General Overview of the Lumbar Spine
Pain experienced in the low back can not only come from a variety of places but also can be due to multiple sources. Whether primary or secondary, here is a brief list of differentials to review:
Neurogenic: Radicular pain, radiculopathy, peripheral entrapments, disc innervations, joint innervations
Discogenic: neuropathy, annular fibers, chemical nucleus, SOL
Vascular: chemical, abdominal vessels
Muscles: Erector spinae, transversopinalis, gluteal, abdominal, pelvic floor
Sclerotogenous: IVD, facet joint
Radicular pain is an irritation & pain without neurologic impairment. There is a dermatome distribution (so presents at the level of insult) and is often caused at the dorsal root ganglion (DRG) or spine.
Radiculopathy is impaired conduction and symptoms depend on the type of nerve involved. Sensory cell bodies in the DRG (spinothalamic tract) will present with numbness. Motor cell bodies in ventral horn spine (corticospinal tract) will present with motor weakness.
It’s all Greek
The ICD coding of spine pain has always been laughable. The currently adopted standards are improved but still often fall short of supporting the highest level diagnosis of a patient. Specifically to spine pain, they are written as Cervicalgia, Pain in Thoracic Spine, and Lumbago. Formally, the suffixes -ago and -algia mean abnormal condition and suffering; respectively. From a manual therapist perspective however we often translate these to presenting pain and pain which the doctor can elicit; respectively. The later is not to the extreme of tactile allodynia (normal input producing abnormal responses) which can accompany Central Sensitization. Simply a point which is often considered in the chiropractic office.
Facet Joint (Lsp): Synovial joints oriented in the sagittal plane. They are supplied by medial branches of dorsal rami and recurrent meningeal nerves. Pain with loading (think extension maneuvers and standing). Kemp’s will cause local pain when aspects of the facet are irritated, and radiate pain to at least the superior gluteal area if the nerve root is also irritated. [When performing Kemp’s, ensure to “wind-up” to increase tension and compression forced]
Spondylolisthesis: Basically a “slippage” of one vertebra relative to another. May contribute to Facet Joint issues. There are five (5) grades based on approx. percentage of slippage (1-up to 25%, 2-upt to 50%, 3-up to 75%, 4-up to 100%, 5-completely fallen off). There are also five (5) TYPES (Dysplastic, Isthmic, Degenerative, Traumatic, Pathologic). “Spondys” may or may not cause pain, nerve symptoms, and/or be unstable, but an increase in lordosis is often seen with accompanying muscle spasm. If suspecting pars fracture, stork test (1-leg standing extension test) is a quick screen, but flexion & extension radiographs likely needed to rule-out instability.

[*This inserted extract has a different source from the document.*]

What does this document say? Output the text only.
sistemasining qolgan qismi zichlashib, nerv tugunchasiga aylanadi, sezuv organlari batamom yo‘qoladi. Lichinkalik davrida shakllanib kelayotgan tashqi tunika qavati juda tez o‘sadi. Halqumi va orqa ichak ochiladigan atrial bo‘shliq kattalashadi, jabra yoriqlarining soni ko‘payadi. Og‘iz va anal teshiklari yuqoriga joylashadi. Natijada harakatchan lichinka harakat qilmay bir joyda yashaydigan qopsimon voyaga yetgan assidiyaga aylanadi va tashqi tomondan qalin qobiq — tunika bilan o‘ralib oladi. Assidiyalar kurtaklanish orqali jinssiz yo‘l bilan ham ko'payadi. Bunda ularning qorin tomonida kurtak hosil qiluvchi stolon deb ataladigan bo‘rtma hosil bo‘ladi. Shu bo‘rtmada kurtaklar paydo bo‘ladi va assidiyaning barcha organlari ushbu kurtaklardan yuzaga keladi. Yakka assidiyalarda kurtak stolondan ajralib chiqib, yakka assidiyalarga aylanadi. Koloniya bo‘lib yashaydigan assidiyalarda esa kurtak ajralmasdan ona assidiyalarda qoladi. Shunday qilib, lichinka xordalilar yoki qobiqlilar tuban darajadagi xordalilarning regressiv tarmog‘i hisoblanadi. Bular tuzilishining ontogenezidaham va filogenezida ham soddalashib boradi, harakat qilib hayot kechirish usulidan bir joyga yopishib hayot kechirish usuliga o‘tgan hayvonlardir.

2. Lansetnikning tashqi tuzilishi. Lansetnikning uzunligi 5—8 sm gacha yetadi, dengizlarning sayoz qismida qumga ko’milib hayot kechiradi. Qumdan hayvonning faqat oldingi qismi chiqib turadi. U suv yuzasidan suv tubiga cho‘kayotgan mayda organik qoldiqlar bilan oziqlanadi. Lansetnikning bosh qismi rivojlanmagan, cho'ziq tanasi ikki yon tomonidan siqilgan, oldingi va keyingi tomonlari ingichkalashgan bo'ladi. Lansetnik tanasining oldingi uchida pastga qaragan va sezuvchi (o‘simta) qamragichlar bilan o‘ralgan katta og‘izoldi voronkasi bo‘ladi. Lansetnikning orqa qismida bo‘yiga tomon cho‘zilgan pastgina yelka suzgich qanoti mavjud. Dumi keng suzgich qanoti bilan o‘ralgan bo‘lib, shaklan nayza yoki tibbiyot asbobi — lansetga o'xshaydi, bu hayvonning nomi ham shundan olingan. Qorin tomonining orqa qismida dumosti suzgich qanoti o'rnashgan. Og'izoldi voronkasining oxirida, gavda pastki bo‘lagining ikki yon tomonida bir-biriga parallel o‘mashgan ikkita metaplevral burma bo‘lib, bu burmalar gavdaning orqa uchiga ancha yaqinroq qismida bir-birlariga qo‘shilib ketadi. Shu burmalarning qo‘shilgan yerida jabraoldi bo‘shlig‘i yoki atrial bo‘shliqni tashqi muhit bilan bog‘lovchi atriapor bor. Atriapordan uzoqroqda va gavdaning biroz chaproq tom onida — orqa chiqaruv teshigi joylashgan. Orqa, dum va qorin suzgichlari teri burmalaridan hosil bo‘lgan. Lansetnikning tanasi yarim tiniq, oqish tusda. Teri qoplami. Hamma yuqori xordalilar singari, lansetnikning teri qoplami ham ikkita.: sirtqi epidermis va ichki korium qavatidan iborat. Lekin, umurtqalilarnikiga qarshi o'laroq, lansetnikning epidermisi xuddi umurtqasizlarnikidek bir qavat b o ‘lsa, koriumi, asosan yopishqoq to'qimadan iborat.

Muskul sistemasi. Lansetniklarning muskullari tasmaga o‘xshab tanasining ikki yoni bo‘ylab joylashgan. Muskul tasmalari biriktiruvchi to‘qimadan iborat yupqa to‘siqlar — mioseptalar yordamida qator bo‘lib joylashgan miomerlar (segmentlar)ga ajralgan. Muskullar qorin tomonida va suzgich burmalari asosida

SacroIliac Joint: See SIJ blog
Stenosis: Normal lumbar canal measures 15-27mm in diameter. Stenosis is diagnostic if less than 10mm. It will likely present with midline back pain (usually some significant length of the spine) and may be present with radiculopathies. Neurogenic claudication is a common finding. Activity-wise flexion, lying, & sitting can all be palliative while long-term standing and downhill walking is provocative. Some stenosis presentations may be from vertebral disc material. This presentation is the most common cause and significant rationale for back surgeries.
Discogenic: The first consideration here is Degenerative Disc Disease (DDD). Pain with DDD is specifically associated with increased nerve growth deep into the annulus and/or riddled with damage associated molecules. This is a PRO-INFLAMMATORY presentation and must be treated to reduce symptoms.
The second consideration is that dicogenic pain can be secondary to disc herniations (types discussed in other blog) or altered spinal mechanics/loading/movements. To assess and treat here it’s best to consider postures of ADLs and end-range loading approaches (MDT)
Neurogenic: The extent of nerve pain can be extensive. While there are many, an article by Miller combines nerve tension/Slump 8/Maitland-type screening followed by appropriate structural differentiation. Other blogs will review radiculopathies and common entrapments of nerves but always consider double crush patterns as sensitized nerves will be likely aggravated in multiple areas.
*Remember different levels of nerve injury: Neuropraxia, Axonotmesis, Neurotmesis*
Muscular: Muscles typically respond and compensate to pain in other areas. Their involvement can certainly hinder therapy. O’donahue’s performed to the region and isolated palpation and muscle testing will expose the likely culprits. While my preferred approach is to address the anatomical sensitivities of the region and use active care, others may use passive therapies to diminish their influence. Either way, it’s necessary to at least address their symptoms and treatment success increases significantly when applied to the appropriate structures!